Everyone is entitled to my opinion.

a business not your own

 

When your friend’s man does wrong.

 

Can you forgive him? For her sake, if not your own?
 

People make mistakes, people change. He’s probably a better person today than he was before. If she finds it in her heart to forgive, can you?
 

Are there any conditions? Does he owe YOU anything? Is it any of your business?

 

 

I feel like this……

 

……I’d want the same (or similar) apology and explanation for his actions. Maybe I wouldn’t deserve it, maybe it would be askin’ for too much, but I’d want it all the same. I’d feel mislead and affected by his behavior. I’m someone who would (gladly) support the weight that he’d leave on her heart. So how bout when he wants it back?

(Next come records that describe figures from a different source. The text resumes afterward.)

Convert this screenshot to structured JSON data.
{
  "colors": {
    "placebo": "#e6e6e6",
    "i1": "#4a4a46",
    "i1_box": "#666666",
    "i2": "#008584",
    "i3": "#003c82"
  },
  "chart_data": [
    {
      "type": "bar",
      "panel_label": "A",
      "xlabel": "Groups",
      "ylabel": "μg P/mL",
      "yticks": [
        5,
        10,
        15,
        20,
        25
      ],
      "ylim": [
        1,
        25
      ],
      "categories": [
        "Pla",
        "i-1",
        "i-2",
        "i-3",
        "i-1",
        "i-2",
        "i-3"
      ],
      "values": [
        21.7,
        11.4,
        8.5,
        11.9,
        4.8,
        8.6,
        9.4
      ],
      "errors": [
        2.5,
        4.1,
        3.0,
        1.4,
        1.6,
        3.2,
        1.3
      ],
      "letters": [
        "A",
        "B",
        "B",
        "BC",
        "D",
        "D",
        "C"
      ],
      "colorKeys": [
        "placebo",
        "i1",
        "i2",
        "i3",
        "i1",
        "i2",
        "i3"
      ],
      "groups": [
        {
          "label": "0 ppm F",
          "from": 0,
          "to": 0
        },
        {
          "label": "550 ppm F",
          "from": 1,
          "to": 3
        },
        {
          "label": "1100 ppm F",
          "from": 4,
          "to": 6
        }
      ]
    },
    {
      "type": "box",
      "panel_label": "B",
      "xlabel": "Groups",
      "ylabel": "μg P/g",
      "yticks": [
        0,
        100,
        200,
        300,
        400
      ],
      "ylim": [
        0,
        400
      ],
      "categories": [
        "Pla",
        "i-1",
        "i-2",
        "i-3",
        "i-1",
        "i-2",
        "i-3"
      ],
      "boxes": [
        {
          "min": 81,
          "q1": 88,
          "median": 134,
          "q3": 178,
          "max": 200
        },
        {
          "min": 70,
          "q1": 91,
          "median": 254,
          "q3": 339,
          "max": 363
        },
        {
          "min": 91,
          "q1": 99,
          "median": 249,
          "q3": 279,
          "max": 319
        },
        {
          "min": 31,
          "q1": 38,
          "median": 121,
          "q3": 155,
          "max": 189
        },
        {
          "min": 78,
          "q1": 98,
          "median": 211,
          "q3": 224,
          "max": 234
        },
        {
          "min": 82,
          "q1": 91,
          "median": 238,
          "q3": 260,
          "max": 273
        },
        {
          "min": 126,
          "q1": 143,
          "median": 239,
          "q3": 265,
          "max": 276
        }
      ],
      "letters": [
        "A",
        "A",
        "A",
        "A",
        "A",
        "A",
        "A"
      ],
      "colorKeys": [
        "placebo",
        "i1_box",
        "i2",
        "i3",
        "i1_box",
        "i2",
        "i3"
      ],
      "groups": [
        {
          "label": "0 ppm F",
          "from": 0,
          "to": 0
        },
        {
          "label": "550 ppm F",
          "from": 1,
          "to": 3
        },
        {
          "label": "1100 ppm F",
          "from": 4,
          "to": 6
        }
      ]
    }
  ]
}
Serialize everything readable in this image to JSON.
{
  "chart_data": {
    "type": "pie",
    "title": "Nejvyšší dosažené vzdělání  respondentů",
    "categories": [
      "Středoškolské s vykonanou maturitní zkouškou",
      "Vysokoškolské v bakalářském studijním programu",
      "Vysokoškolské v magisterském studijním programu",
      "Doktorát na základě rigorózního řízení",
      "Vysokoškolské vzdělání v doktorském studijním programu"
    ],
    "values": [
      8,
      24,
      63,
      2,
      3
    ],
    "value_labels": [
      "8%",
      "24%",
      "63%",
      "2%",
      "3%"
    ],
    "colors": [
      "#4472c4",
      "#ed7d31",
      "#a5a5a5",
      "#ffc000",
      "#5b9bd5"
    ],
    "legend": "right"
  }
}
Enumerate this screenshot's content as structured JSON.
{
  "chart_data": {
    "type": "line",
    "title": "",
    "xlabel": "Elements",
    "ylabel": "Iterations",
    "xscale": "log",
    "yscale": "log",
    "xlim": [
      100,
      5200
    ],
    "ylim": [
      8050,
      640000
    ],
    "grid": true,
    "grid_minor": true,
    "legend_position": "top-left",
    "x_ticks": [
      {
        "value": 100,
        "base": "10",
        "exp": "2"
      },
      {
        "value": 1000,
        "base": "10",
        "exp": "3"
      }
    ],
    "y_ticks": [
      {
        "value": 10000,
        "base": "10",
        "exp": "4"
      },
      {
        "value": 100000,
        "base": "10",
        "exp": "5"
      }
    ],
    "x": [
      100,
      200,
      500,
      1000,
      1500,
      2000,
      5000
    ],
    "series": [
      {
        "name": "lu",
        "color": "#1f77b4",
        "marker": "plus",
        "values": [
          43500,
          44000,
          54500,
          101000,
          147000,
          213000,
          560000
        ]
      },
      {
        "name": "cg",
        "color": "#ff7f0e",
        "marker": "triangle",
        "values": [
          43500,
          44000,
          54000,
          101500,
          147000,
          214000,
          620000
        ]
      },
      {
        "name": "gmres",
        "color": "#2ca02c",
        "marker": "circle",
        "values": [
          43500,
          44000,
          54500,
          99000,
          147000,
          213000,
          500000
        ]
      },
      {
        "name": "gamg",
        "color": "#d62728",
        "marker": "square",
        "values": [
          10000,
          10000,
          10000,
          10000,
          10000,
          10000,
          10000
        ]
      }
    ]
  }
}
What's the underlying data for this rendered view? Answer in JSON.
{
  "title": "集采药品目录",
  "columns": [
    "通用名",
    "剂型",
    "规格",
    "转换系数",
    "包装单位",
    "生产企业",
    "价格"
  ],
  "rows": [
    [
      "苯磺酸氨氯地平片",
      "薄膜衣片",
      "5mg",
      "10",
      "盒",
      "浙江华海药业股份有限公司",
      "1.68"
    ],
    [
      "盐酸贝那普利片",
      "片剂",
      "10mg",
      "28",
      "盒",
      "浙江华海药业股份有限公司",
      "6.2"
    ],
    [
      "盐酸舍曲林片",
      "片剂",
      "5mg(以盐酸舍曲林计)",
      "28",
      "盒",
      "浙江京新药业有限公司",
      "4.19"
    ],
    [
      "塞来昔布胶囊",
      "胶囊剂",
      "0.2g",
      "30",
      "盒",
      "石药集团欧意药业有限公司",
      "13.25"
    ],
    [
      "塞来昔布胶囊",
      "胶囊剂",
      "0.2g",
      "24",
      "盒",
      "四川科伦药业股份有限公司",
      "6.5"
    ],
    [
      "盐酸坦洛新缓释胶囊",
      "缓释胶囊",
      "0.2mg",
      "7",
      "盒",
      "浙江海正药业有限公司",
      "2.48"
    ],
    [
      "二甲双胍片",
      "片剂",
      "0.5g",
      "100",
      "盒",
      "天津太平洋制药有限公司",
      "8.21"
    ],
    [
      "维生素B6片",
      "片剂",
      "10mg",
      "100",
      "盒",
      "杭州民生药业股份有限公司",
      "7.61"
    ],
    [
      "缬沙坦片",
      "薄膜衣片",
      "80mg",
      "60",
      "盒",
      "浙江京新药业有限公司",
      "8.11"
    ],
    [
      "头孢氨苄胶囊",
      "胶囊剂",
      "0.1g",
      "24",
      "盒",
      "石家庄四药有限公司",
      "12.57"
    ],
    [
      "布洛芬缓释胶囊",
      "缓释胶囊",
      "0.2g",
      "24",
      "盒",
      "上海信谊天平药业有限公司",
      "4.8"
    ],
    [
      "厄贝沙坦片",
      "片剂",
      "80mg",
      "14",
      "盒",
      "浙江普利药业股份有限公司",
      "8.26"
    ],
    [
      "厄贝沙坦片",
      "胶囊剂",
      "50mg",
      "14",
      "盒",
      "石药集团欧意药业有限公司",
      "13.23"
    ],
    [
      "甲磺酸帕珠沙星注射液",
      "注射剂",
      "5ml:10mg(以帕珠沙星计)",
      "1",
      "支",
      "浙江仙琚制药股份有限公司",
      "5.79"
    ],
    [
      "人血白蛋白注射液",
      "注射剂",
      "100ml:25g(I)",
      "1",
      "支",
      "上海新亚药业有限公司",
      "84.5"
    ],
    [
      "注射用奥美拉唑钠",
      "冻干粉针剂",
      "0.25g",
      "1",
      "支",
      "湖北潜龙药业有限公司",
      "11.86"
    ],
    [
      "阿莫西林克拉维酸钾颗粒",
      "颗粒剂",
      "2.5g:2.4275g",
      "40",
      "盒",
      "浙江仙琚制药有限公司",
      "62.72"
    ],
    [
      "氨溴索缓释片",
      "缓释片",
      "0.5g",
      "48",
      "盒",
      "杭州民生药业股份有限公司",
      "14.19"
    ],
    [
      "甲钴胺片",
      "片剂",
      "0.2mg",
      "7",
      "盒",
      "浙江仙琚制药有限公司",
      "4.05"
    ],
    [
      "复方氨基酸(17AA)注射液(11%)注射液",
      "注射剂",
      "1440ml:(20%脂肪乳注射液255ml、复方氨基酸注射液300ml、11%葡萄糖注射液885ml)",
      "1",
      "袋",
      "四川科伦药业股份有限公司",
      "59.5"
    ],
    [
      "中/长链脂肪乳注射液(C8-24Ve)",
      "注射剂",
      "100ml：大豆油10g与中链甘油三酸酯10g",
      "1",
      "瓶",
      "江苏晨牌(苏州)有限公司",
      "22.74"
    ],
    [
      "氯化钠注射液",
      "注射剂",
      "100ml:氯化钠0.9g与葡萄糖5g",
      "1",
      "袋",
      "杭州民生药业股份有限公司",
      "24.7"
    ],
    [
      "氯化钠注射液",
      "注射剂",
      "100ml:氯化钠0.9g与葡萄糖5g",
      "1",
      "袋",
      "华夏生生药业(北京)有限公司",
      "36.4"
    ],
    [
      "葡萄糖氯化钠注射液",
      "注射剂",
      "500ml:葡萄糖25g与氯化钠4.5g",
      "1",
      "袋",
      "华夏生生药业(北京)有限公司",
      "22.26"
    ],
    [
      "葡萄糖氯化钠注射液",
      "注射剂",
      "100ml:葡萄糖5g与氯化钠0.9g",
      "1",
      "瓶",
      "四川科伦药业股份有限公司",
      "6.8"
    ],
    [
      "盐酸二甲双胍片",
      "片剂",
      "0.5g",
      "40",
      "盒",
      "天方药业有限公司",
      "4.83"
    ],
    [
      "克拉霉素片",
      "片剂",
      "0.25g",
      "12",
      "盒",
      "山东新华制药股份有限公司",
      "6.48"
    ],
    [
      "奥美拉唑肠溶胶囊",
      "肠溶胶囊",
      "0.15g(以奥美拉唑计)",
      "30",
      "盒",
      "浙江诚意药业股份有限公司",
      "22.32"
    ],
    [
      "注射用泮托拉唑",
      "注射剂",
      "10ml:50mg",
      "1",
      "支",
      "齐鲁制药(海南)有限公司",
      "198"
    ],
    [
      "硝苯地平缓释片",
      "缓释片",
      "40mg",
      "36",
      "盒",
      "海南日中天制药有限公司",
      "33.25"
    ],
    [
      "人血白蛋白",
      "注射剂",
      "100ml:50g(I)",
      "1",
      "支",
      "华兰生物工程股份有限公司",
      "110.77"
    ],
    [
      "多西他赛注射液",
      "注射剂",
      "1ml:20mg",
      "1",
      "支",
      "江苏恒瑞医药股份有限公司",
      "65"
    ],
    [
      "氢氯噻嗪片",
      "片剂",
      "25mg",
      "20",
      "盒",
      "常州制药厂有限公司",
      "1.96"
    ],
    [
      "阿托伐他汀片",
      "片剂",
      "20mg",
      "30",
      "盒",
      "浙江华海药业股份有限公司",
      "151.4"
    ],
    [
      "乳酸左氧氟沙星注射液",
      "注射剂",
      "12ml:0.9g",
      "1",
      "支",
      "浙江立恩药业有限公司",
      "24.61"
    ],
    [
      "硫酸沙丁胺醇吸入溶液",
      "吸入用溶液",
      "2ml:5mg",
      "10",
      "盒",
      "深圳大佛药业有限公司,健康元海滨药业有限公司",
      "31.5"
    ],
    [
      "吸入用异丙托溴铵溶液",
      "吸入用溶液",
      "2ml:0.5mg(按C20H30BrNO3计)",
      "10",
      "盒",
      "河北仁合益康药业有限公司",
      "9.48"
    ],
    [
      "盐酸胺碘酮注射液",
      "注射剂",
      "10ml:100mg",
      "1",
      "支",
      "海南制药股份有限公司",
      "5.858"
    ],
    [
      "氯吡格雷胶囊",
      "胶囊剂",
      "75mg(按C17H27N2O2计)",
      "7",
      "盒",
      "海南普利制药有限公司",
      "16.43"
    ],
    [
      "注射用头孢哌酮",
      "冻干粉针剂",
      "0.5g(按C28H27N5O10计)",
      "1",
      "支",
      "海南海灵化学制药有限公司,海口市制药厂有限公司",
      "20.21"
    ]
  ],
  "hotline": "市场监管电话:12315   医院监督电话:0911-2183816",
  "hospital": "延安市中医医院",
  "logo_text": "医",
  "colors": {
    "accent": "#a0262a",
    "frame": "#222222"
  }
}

Well thats nice. And I’d even welcome him back, but not without a fight. He’d need to convince me that he made some serious and unwavering changes in his mentality, that would prevent him from making the same mistake again. Because if it were to happen again……oh Lord if it were to happen again……he’d be limpin’ his sorry ass back to wherever he came from. If he’s lucky.

 

Point.blank.period.

 

That’s what I’d want.

 
What I wouldn’t want, is to make it any harder on my friend to move on with the life she wants; be it with him or otherwise. In that regard, I feel like I should back down if the situation arises, and just let them work it out for themselves. I’m sure it would be tough enough without my 2 dollars chippin in (cuz trust and believe, I’d have more than 2 cents to contribute).

 
No matter the outcome, I’d want her to know that I’m here.
I’m for her.
Forever, whenever, whatever.

 

 

This is SHESOPINIONATED.com,
and everyone is entitled to my opinion.

 

 


4 Comments

  1. GC :: October 31st, 2007 12:45 pm

    some things are unforgivable. ie if your friend’s man tells her she’s too fat. I’m not even sorry. I’m glad she’s moved on and I will never forget that he said it.

    So I guess we just have to be so careful what we say to our girlfriends.

  2. Vivrant Thang :: October 31st, 2007 4:27 pm

    Interesting topic. My bff got married a couple of months ago to a man I wasn’t sure was worthy of her. He has done some things over the years and in recent months that had me questioning whether they should be together, much less married. However, I said my piece and left it alone. That’s all you can do. Grown ass people are going to do what they want. All you can do is be there for them no matter how the cookie crumbles.

  3. Tex In The City :: November 1st, 2007 12:32 pm

    Recently I told my best friend that every time I see her boyfriend I want to kick him in the groin with a very pointy shoe. I don’t because he is 10 times bigger than me, 100 times stronger than me and well, I am trying to become a better person.

    I LOVE her…I barely tolerate his existence in our lives. But like you, I said my piece and drop it. I really want HER to choose and she doesn’t need me giving her man the stink eye every time we meet.

    (sigh)

  4. West :: November 3rd, 2007 5:46 pm

    I hear you.

    If I’m supposed to “welcome” him back without a word, though, then she needs to take him back without a word to me about how he’s acting up, again - not if she’s gonna stay with that ass.

    Obviously, I’m speaking from experience, but honestly, I’ve moved on to a point where I’m less invested in my friends’ happiness/decisions as I once was. It’s the only way I can be there for her when she’s being dogged and then still be that damned dog comes back home.